Guardsmen (Guardsdwarfs?) And Command Squad

Squat Marines

Commisar and the one Scion done so far. That's about it.

I love a good creative necron backstory

I posted mine in general a few days ago, but ill do it again

The current idea is a Necron overlord who was driven mad and believes he has contracted the Flayer virus (even though he isnt, the virus is nowhere to find in his programing) He acts like a flayed one. Eating flesh, scalping, the whole business. His army does the samen even thoigh some are aware they arent really infected, because the Overlord doesnt seem to like "clean" necrons. The overlord made his cloak out of flesh and demands his Lychguard do the same.

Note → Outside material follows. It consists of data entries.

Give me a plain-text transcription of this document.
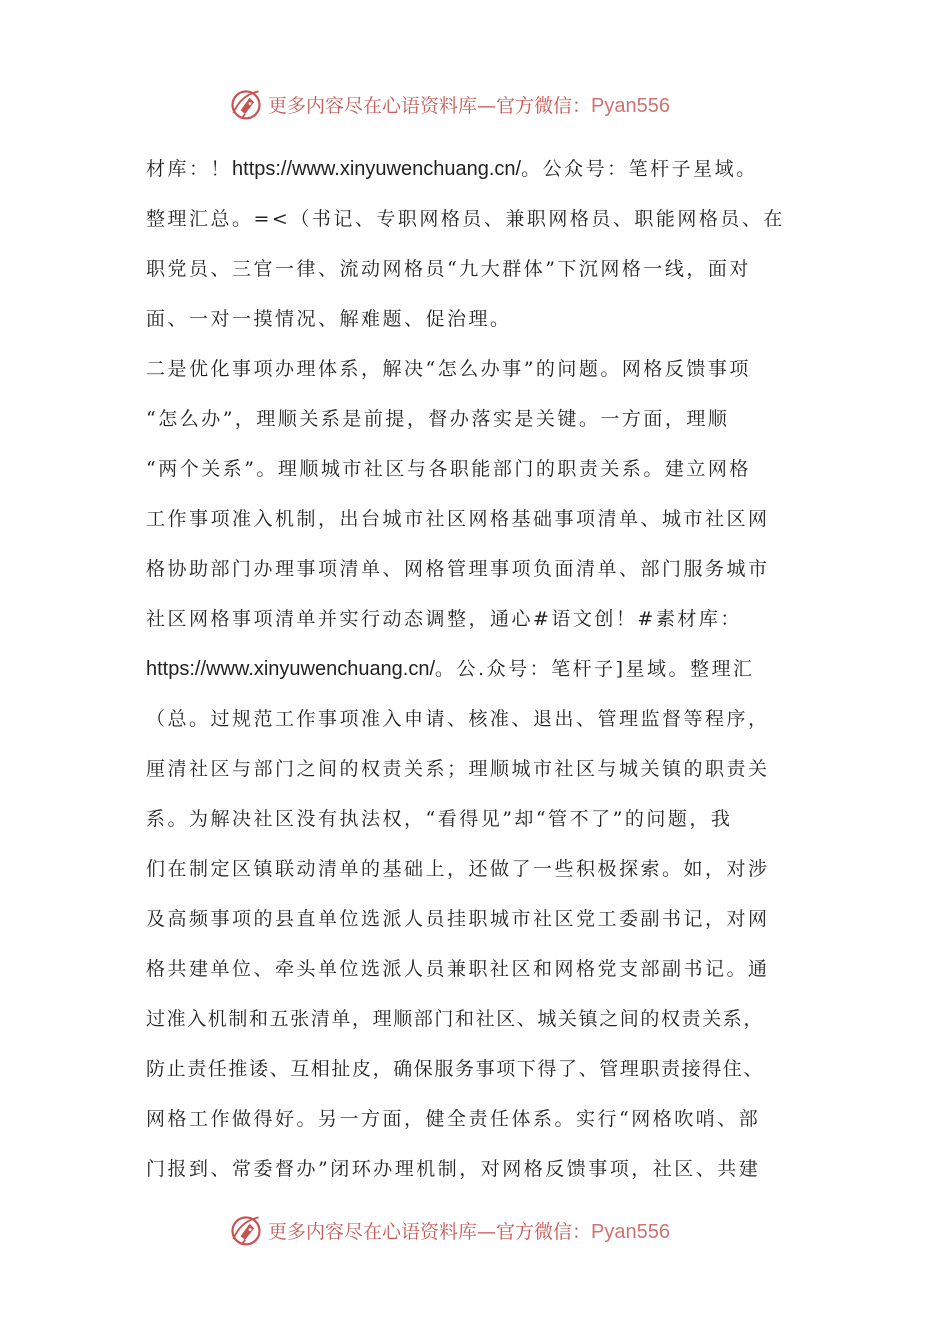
更多内容尽在心语资料库—官方微信：Pyan556
材库：！https://www.xinyuwenchuang.cn/。公众号：笔杆子星域。
整理汇总。=<（书记、专职网格员、兼职网格员、职能网格员、在
职党员、三官一律、流动网格员“九大群体”下沉网格一线，面对
面、一对一摸情况、解难题、促治理。
二是优化事项办理体系，解决“怎么办事”的问题。网格反馈事项
“怎么办”，理顺关系是前提，督办落实是关键。一方面，理顺
“两个关系”。理顺城市社区与各职能部门的职责关系。建立网格
工作事项准入机制，出台城市社区网格基础事项清单、城市社区网
格协助部门办理事项清单、网格管理事项负面清单、部门服务城市
社区网格事项清单并实行动态调整，通心#语文创！#素材库：
https://www.xinyuwenchuang.cn/。公.众号：笔杆子]星域。整理汇
（总。过规范工作事项准入申请、核准、退出、管理监督等程序，
厘清社区与部门之间的权责关系；理顺城市社区与城关镇的职责关
系。为解决社区没有执法权，“看得见”却“管不了”的问题，我
们在制定区镇联动清单的基础上，还做了一些积极探索。如，对涉
及高频事项的县直单位选派人员挂职城市社区党工委副书记，对网
格共建单位、牵头单位选派人员兼职社区和网格党支部副书记。通
过准入机制和五张清单，理顺部门和社区、城关镇之间的权责关系，
防止责任推诿、互相扯皮，确保服务事项下得了、管理职责接得住、
网格工作做得好。另一方面，健全责任体系。实行“网格吹哨、部
门报到、常委督办”闭环办理机制，对网格反馈事项，社区、共建
更多内容尽在心语资料库—官方微信：Pyan556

Got this idea while making some custom flayed one models because current models are goofy. If i decide to do it i'll be greenstuffing flesh onto all of my necrons..

10/10 keep up your progress user.

I'm currently in the process of assembling and painting an IG regiment based loosely on Texas.

Got a very basic back story about how the original regiment fought and died defending a Manufactorum called The Alamodormo on their homeworld, Teksaas, from a Chaos warband. Even though they were killed to a man, they held out long enough for reinforcements to arrive and retake it.

The regiment was preserved and became known as the Lone Star Regiment due to the single star that shines over the debris of the battlefield.

Their colors as of right now are green and gray, but that's subject to change. No rough riders, sadly... can't find models for them.

You and I clearly have different definitions of the word "loosely"

Okay, maybe "loosely" wasn't the best word to use. My mistake. Other than that, how is it?